Background: Immune-mediated inflammatory diseases (IMIDs) are a diverse group of chronic conditions driven by dysregulation in immune response and complex interactions between genetic, environmental, and molecular factors. Despite their clinical heterogeneity, IMIDs share substantial epidemiological overlap, frequent comorbidity, and convergent immune pathways, suggesting underlying biological commonalities. Understanding these shared mechanisms is essential for developing pathway centric therapeutic strategies and for the advancement of the concept of cluster medicine, where diseases are classified and treated based on shared molecular architecture rather than affected organ systems.
Objectives: To investigate and characterise shared genetic architecture for 16 IMIDs including rheumatic, respiratory and connective tissue disorders, using large scale genome wide association study (GWAS) summary statistics.
Methods: Summary level data were collected from the GWAS Catalog, the Common Metabolic Diseases Knowledge Portal, and deCODE Genetics. Datasets were harmonised using a MungeSumStats pipeline, incorporating allele alignment, and mapping to unified GRCh37 genomic build. SNP-based heritability and pairwise genetic correlations were estimated using linkage disequilibrium score regression. Cross-phenotype association analysis was performed using the ASSET framework, focusing on the rheumatic IMID cluster including rheumatoid arthritis (RA), juvenile idiopathic arthritis (JIA), and psoriatic arthritis (PsA). Utilising FUMA (Functional Mapping and Annotation), pathway analysis was applied to the results of the rheumatic ASSET framework.

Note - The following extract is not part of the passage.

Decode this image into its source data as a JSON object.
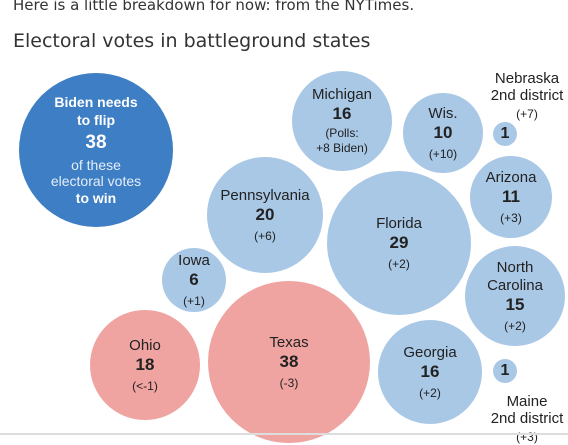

Results: IMIDs exhibited highly polygenic architectures, with SNP-based heritability estimates varying across diseases. Higher heritability was observed among classical autoimmune conditions, such as RA, Inflammatory bowel disease, and type 1 diabetes. In contrast, lower estimates were seen for barrier and allergic diseases, reflecting differences in genetic architecture, phenotypic heterogeneity, and GWAS effective sample size. Genetic correlation analysis revealed biologically coherent disease clusters corresponding to systemic autoimmunity, barrier-driven disease, and inflammatory arthropathies. Strong genetic correlations were observed between related disease pairs, including inflammatory bowel diseases and psoriatic phenotypes. Using MAGMA in FUMA, strong enrichment of αβ T-cell activation and CD4-positive T-cell regulatory pathways in the rheumatic ASSET analysis, even after excluding the MHC, was found. This suggests that shared genetic risk across inflammatory arthropathies converge on adaptive immune activation beyond classical antigen presentation, consistent with known disease biology and the genetic correlation structure.
Conclusions: These findings demonstrate that IMIDs cluster according to shared genetic and biological pathways rather than clinical phenotype alone. This pathway-based framework provides a mechanistic foundation for improved disease stratification and supports translational strategies such as therapeutic repurposing and pathway-informed precision medicine in rheumatology.
REFERENCES: NIL.
Acknowledgments: NIL.
Disclosure of Interests: None declared.